Inside the school, Decq pushes students to discover their own way. She sees no one-size-fits-all model for architectural thinking; her aim is for it to be personal, to let strong voices shine. “Fostering autonomy enables different perspectives,” she says. “I’m not a master. I want the school to be a nurturing ground for disruptive thinking. What do I know about architecture tomorrow? My students will never be architects like I once was. The world is a different place.”

A sketch at Decq's studio.

How much architecture has changed in recent decades—or at least what can happen to a building as technologies and client needs evolve—is encapsulated in Decq’s award-winning Banque Populaire de l’Ouest (BPO) in Rennes, France.

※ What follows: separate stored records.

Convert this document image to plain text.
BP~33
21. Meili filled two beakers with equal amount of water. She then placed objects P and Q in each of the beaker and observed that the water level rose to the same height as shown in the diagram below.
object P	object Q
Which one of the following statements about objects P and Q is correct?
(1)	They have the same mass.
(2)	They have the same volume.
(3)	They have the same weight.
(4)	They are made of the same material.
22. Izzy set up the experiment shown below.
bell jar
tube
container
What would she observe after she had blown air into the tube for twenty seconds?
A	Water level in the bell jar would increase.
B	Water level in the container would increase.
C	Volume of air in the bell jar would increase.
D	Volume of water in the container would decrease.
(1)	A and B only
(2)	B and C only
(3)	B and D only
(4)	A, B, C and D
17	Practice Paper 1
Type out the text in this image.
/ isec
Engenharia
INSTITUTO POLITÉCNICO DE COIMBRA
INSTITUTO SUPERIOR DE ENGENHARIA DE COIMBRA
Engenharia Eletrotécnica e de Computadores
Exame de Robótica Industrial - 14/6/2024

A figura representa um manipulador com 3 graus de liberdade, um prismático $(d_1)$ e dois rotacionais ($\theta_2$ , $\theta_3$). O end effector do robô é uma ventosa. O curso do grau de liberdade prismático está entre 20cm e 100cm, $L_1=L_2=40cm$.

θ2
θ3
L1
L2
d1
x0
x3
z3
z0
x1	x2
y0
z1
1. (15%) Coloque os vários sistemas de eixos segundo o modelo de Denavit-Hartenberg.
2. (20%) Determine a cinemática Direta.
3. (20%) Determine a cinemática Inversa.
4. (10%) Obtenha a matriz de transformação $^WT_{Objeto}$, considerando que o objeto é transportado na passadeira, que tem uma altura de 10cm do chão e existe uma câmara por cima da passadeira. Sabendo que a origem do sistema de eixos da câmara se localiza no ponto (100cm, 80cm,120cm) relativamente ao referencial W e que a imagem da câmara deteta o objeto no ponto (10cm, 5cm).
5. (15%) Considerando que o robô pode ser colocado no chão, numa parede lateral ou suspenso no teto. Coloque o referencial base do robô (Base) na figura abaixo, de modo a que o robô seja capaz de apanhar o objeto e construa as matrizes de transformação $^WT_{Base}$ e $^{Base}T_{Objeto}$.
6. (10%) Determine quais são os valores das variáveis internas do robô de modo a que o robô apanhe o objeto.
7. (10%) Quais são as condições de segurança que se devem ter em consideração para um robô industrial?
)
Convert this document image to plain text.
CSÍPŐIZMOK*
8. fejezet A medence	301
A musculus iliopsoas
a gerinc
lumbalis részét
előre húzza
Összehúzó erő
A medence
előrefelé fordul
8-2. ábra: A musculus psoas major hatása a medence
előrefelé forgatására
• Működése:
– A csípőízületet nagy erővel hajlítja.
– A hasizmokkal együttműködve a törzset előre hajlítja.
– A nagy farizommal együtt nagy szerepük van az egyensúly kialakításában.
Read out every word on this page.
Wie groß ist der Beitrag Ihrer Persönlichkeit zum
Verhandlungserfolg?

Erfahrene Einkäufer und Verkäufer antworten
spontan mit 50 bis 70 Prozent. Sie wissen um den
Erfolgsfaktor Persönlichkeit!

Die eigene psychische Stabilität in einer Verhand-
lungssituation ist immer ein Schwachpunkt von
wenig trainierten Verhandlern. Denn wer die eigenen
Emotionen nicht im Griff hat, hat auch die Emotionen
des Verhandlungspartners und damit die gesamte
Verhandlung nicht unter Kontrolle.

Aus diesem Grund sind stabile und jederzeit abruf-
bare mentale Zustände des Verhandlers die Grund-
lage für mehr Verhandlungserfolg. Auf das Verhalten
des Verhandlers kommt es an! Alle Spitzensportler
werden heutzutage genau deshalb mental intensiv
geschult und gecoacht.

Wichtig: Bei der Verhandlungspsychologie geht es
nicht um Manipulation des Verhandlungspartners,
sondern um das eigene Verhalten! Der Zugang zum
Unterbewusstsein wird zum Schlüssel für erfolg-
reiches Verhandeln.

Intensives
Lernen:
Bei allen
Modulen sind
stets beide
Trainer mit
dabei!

The building is now threatened with demolition, just two and a half decades after its completion. “I went back there last December to meet with the new owners,” Decq says. “I was surprised by how much I still loved it. It looks powerful yet remains simple.”

A long, empty void, the flexible space was built so that the client—a bank—would organize it over time in various ways. A slap in the face, the news of its possible demolition shook the architectural world, which has launched a fight to save it. “I am restless and always ready to stand up for a good cause,” Decq says. The website savethebpobuilding.com has already gathered thousands of signatures, including those of Pritzker Prize winners—all of whom are men—such as Norman Foster, Frank Gehry, Thom Mayne, Toyo Ito, and Jean Nouvel. Decq has long been embraced by the leading minds of her time. And now, not only has she joined their ranks, she’s helping pave the way for many more to join as well. If she has her way, a majority of them will be women.